Così a Novembre sono partita per iniziare questa nuova avventura. Durante il viaggio non avevo ancora ricevuto notizie certe sull’accomodation e quindi il mio livello di agitazione era apicale e solo quando sono giunta in terra inglese ho saputo dove sarei dovuta andare a dormire quella notte.

In ogni caso non ero intenzionata a mollare. Ho cominciato a seguire due settimane di lezioni (induction), durante le quali, nonostante il mio livello di inglese intermedio (B1-B2), avevo serie difficoltà a seguire, ma neanche questo mi ha abbattuta.

E dopo le due settimane di lezioni ho comiciato i turni in reparto, dapprima in affiancamento, ma in realtà solo per tre settimane, e non un anno come prevedeva il pacchetto di assunzione. Le lezioni prevedevano corsi di venipuntura, incannulamento, blsd, piaghe da decubito, diabete, trasfusione di sangue, tutte tenute da specialist nurses e poi lezioni teoriche su alcune procedure seguite che sono tipicamente inglesi, tipo il safeguarding.
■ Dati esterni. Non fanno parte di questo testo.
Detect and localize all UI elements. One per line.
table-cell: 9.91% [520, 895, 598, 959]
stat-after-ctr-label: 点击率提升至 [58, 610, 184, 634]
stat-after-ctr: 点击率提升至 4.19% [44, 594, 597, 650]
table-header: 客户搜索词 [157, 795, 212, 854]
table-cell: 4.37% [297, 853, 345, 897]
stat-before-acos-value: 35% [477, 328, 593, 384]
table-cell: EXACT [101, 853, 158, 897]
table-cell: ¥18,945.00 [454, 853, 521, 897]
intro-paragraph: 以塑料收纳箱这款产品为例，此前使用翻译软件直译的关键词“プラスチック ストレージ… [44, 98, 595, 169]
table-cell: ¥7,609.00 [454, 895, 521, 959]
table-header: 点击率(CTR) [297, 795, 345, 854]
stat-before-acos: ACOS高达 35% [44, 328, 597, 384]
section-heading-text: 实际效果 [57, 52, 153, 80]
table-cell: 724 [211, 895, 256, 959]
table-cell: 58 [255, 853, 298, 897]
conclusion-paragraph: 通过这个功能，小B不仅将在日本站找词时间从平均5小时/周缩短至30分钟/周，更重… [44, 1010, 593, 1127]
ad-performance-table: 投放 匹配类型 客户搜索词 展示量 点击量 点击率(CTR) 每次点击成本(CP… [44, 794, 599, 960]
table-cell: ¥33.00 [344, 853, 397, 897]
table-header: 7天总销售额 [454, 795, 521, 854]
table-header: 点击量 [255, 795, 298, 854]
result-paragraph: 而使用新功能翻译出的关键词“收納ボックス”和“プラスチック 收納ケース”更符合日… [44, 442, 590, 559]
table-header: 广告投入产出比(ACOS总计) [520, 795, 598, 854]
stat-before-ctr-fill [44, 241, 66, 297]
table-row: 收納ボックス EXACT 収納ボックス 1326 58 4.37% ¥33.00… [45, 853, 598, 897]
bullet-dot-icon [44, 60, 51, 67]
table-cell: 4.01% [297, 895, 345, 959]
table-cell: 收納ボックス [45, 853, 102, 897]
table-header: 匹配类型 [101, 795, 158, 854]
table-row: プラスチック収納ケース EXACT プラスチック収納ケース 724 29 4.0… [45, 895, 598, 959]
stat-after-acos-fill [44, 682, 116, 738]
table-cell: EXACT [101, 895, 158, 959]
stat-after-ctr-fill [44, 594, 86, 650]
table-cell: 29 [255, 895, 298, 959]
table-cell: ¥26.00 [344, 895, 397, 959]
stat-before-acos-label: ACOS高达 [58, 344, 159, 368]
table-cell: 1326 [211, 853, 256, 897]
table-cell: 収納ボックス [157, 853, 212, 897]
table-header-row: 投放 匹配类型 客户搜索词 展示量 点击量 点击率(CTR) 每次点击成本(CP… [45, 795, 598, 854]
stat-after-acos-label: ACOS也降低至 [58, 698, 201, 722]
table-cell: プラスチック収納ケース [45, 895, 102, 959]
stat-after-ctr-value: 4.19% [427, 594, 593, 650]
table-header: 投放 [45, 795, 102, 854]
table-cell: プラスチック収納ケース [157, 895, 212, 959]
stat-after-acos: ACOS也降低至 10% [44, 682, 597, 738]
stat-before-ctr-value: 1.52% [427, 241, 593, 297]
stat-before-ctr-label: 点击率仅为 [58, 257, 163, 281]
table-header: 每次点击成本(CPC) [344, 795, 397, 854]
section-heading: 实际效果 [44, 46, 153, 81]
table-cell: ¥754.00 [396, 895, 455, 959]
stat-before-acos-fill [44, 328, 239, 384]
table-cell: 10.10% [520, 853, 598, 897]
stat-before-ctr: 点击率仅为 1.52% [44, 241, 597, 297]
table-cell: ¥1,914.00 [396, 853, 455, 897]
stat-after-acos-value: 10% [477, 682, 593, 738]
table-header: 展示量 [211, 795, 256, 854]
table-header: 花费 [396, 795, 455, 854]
L’infermiere in Inghilterra è una figura centrale, a cui afferiscono tutte le altre figure, che si occupa dell’assistito dall’ammissione alla dimissione, che non avviene se il paziente non ha effettuato tutti gli assessments previsti dall’infermiere, anche se magari dal punto di vista medico è pronto per la dimissione.

I parenti hanno come punto di riferimento l’infermiere, il quale effettivamente è il responsabile dell’assistenza globale. In Inghilterra l’infermiere è obbligato a seguire dei corsi e dopo ad essere supervisionato prima di effettuare autonomamente una procedura. Così per esempio per la somministrazione di terapia endovenosa, è necessario seguire il corso, dopo di che in reparto è necessario essere supervisionati e valutati prima di poter effettuare autonomamente la somministrazione di terapia endovenosa. La regola vale per tutte le procedure invasive.

All’ammissione del paziente l’infermiere è obbligato a valutarlo seguendo tutte le schede di valutazione presenti in un plico prestabilito e quindi ci sarà la scheda di valutazione della cannula, del rischio caduta, del rischio di malnutrizione, le piaghe da decubito….

La compilazione di tutti questi care plans per ogni paziente richiede tantissimo tempo, per questo l’infermiere è affiancato da figure di supporto, gli healthcare assistants, che si occupano delle cure igieniche e dei bisogni primari del paziente. Ogni infermiere ha in genere in carico un numero definito di pazienti per turno e la gestione di questi è di sua completa responsabilità.

Per poter essere assunti nell’NHS ci sono due vie: le agenzie di reclutamento che postano gli annunci su qualsiasi social network oppure direttamente l’ospedale di interesse, andando nella sezione vacanze disponibili. Le agenzie di reclutamento percepiscono per ogni candidato che viene assunto una percentuale dall’ospedale. In ogni caso però le agenzie di reclutamento consentono di sostenre i colloqui in Italia, ciò che non avverrebbe se si facesse direttamente riferimento all’ospedale di interesse.

Per poter sostenere e superare il colloquio è sufficiente un livello B1 di inglese, ma per poter lavorare con tranquillità è necessaria tanta pratica e un livello di inglese superiore. La difficoltà che riscontro maggiormente è la comprensione nella comunicazione telefonica. L’NHS al momento si trova in uno stato di grave carenza di personale infermieristico e si appoggia quindi alla comunità europea per compensare il deficit.

La maggior parte degli infermieri inglesi preferisce lavorare come bank nelle agenzie e non a tempo indeterminato, perché sostanzialmente il grado di responsabilità è inferiore e lo stipendio è molto più alto. L’ospedale non riuscendo a compensare i deficit con il personale di ruolo si affida quindi ai bank, pagandoli di più.

Concludendo il sistema sanitario inglese non è perfetto, perché spesso si lavora in turni massacranti o in carenza di personale, però al momento offre lavoro, a mio parere ben retribuito, le possibilità di avanzamento di carriera sono molto più concrete rispetto all’Italia e rappresenta sempre un modo per poter sperimentare nuove realtà, cercando di apprendere il meglio che queste offrono.

È un’esperienza che io personalmente ripeterei se tornassi indietro.